On peut étendre cet avis à Gaza : les cartes ne sont pas seulement un ensemble de données mais représentent un point de vue. Bien qu’une carte totalement neutre soit probablement impossible, on peut au moins la faire aussi ouverte que possible. La façon dont les cartes sont élaborées pose aussi problème finalement, et la façon dont les métadonnées peuvent être bien ou mal utilisées… d’autant plus crucial dans un monde post-Snowden :
Les fournisseurs de cartes ont une propension à collecter des informations vous concernant avec des méthodes que vous pourriez ne pas apprécier.
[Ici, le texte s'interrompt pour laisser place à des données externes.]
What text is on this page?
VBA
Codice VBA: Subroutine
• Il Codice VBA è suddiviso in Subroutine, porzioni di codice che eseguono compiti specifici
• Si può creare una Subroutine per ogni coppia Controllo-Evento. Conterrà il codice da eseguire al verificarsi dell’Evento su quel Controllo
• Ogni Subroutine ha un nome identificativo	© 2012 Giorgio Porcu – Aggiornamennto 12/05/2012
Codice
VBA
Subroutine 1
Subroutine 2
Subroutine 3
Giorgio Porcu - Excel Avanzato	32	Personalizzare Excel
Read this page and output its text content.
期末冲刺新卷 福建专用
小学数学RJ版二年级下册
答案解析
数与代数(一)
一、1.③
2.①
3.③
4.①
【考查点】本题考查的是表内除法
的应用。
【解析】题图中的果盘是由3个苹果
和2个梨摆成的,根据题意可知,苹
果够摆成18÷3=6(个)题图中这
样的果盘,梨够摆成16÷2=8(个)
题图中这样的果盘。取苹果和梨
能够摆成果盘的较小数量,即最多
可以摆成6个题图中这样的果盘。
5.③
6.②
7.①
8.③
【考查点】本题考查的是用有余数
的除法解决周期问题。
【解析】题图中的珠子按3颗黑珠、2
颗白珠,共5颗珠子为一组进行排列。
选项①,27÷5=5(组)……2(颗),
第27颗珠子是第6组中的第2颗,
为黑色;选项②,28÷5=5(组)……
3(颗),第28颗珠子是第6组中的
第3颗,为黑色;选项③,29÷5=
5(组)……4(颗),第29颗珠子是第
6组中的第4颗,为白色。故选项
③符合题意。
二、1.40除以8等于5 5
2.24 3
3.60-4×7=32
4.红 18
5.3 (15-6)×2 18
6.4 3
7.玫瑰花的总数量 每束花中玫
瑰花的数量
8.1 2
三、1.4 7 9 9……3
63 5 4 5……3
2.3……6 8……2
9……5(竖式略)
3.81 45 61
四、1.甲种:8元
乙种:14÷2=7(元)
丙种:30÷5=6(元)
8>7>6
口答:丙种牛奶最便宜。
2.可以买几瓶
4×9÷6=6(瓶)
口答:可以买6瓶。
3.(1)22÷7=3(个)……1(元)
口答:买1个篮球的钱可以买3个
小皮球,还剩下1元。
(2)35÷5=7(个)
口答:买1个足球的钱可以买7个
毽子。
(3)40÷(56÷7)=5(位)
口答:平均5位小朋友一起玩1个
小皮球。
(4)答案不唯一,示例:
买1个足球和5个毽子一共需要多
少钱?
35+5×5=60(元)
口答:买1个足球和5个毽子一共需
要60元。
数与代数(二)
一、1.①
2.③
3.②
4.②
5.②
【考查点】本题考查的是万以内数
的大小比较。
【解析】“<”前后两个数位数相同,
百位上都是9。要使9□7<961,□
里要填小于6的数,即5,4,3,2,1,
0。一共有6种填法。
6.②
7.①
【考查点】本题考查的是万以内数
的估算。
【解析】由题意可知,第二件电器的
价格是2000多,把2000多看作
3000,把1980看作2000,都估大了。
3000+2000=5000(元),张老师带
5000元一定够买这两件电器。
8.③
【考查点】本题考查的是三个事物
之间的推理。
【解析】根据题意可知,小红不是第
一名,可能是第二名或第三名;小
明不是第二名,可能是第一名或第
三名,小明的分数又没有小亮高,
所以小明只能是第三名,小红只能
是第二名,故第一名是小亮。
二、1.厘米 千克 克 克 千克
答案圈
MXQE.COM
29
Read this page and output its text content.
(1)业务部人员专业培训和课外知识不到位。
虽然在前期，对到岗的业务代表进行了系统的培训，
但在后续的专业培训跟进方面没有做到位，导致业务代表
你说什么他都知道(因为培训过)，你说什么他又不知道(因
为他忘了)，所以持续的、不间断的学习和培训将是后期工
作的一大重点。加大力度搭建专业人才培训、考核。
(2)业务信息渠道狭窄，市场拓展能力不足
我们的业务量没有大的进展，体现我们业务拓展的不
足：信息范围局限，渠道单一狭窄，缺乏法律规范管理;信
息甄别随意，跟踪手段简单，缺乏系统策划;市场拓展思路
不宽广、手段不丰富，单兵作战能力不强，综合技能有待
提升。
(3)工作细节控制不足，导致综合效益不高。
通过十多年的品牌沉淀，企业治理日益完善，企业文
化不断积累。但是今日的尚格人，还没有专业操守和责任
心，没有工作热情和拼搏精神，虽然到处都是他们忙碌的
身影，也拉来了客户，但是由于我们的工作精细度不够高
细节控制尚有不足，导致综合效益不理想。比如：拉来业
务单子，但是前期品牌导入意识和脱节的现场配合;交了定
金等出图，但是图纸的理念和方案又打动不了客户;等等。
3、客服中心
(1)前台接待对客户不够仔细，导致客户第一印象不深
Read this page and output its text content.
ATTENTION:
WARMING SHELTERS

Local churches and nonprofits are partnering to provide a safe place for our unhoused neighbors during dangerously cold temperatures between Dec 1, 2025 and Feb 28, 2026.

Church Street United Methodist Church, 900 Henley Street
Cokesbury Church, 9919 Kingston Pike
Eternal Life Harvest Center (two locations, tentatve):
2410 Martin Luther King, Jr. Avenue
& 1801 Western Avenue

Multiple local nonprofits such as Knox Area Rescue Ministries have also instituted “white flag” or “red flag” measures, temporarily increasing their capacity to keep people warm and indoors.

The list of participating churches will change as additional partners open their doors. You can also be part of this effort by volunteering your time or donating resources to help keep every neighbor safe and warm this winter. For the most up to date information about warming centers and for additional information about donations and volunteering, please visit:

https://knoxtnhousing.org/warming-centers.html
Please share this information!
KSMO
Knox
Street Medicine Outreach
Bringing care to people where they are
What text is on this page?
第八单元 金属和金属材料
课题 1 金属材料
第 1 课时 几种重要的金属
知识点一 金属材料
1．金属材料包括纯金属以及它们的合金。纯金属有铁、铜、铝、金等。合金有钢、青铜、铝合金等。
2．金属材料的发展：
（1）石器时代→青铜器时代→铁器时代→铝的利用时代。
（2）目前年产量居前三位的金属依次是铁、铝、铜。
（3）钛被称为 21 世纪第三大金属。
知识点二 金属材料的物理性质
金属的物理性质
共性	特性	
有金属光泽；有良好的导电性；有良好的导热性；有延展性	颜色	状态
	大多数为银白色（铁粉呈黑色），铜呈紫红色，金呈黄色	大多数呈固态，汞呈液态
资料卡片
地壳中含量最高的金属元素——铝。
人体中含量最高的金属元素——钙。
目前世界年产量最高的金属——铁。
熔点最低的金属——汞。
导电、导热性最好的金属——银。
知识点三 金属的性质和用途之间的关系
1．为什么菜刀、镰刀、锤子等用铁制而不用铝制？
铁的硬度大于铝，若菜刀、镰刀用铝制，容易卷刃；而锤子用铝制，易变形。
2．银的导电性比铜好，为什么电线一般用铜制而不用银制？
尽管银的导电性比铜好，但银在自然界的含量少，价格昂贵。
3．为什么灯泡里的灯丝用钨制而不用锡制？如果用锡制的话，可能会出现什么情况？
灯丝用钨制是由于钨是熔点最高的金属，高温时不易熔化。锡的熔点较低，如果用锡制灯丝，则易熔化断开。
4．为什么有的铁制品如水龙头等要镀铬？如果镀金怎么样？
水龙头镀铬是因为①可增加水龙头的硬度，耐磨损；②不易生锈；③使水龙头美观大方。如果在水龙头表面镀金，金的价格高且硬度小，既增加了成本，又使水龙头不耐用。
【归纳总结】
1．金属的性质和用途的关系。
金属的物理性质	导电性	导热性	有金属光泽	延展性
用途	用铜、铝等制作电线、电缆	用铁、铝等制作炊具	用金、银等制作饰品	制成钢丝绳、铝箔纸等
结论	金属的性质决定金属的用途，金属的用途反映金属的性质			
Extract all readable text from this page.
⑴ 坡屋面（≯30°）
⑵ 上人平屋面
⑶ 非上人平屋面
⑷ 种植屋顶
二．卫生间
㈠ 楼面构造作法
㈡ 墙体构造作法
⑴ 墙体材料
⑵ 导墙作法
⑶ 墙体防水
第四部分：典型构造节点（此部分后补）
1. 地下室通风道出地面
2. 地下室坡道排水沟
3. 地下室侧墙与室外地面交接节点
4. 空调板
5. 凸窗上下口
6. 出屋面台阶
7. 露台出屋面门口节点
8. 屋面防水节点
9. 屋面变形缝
Google et Apple amoncellent toutes vos données géographiques quand vous utilisez leurs services. Ils peuvent les utiliser pour améliorer la précision de leurs cartes mais Google a déjà annoncé qu’il utiliserait ces données pour calculer la corrélation entre les recherches que vous effectuez et les endroits où vous vous rendez. Avec plus de 500 millions de smartphones sous Android en cours d’utilisation, cela représente une masse énorme d’informations collectées à l’échelle individuelle à propos des habitudes des gens : s’ils se baladent occasionnellement, s’ils effectuent un changement dans les transports en commun pour aller travailler, s’ils se rendent chez le médecin ou peut-être s’ils participent à une manifestation.
Ce n’est pas un problème avec OSM, qui ne collecte que les données de base dont il a besoin pour créer les cartes, sans intentions cachées.
Comme l’indique ce qui précède, du moins je l’espère, le succès mondial d’OSM nous concerne tous autant que le succès de GNU/Linux dans le monde du logiciel. Nous avons besoin d’une source complète et indépendante de données et d’informations géoréférencées. Durant ces dix années d’existence, OpenStreetMap a largement progressé dans ce sens ; c’est dans notre intérêt à tous de l’aider à prospérer et grandir jusqu’à ce qu’elle réussisse et devienne aussi incontournable que GNU/Linux l’est aujourd’hui.